Advertisement

Retired spy telescopes to go to NASA

WASHINGTON, June 4 (UPI) -- The U.S. government's secret space program has decided to give NASA two telescopes even more powerful than the Hubble Space Telescope, officials said.

The telescopes designed for surveillance uses for the National Reconnaissance Office were no longer needed for spy missions and will be made available to the space agency to study the heavens, The Washington Post reported Monday.

Advertisement

NASA officials acknowledged they are without a program to launch any telescope at the moment, and it would be 2020 before even one of the two gifted telescopes could be on its way into orbit.

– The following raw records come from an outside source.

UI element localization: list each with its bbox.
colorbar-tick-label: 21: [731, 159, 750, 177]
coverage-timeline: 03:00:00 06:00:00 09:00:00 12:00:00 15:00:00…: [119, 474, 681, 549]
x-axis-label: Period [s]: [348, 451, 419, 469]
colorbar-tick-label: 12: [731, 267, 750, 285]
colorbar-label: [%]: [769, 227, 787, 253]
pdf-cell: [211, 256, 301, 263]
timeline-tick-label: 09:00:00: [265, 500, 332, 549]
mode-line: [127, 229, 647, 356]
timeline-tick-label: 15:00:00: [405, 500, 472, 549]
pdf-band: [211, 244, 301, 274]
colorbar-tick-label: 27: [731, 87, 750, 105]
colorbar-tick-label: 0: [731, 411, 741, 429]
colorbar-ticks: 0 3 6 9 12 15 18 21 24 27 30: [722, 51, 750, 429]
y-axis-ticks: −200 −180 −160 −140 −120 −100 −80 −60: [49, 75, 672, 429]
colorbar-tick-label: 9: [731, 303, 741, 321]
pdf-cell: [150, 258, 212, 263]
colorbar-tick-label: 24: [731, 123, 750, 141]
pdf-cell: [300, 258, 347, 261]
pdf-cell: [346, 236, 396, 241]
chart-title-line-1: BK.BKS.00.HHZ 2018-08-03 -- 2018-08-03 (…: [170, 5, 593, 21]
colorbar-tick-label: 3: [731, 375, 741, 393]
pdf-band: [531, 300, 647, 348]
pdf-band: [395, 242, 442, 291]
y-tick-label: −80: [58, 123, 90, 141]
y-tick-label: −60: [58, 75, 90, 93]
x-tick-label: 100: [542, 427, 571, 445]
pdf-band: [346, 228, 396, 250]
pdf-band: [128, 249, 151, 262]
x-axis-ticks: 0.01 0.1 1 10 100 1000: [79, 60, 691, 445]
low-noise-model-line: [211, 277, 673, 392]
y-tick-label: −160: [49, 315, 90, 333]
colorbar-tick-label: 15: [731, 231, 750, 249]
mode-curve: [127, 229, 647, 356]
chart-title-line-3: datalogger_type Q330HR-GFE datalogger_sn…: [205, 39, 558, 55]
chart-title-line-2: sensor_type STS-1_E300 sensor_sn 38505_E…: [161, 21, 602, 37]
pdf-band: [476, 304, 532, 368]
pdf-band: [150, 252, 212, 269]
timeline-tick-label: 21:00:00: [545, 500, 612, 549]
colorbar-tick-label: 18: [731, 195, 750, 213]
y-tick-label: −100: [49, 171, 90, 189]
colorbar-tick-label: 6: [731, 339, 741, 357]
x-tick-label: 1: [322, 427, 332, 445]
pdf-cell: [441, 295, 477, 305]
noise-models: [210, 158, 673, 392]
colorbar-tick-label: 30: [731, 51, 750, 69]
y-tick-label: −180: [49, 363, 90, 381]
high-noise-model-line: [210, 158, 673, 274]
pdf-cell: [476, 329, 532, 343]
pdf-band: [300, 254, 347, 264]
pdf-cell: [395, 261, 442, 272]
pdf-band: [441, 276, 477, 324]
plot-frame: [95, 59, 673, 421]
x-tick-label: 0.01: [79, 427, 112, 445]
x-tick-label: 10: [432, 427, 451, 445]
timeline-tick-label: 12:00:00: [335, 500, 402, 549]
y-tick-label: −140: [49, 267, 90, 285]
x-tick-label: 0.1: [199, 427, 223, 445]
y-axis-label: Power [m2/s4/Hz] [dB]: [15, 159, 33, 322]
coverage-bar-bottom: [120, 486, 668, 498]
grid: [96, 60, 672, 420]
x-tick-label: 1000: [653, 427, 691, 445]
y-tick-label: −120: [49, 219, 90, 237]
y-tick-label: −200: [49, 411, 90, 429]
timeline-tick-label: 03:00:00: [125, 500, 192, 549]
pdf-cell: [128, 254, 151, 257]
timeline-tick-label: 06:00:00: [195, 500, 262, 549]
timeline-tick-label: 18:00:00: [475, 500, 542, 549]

Still, the unexpected gift could give NASA's space science program an opportunity to resurrect a plan to launch a new telescope to study the mysterious "dark energy" causing the universe's expansion to accelerate, a proposal given top priority in the latest "decadal survey" of goals in astronomy and astrophysics.

The gift will take some of the sting out of the inevitable demise of the Hubble telescope, which has been repaired in orbit five times.

With no further repair missions planned following the retirement of NASA's space shuttle fleet, the Hubble will gradually lose the ability to maintain its position and focus, and at some point in the future NASA will de-orbit the telescope and it will crash into the Pacific Ocean.

Advertisement

"Instead of losing a terrific telescope, you now have two telescopes even better to replace it with," said David Spergel, a Princeton astrophysicist and co-chairman of the National Academies advisory panel on astronomy and astrophysics.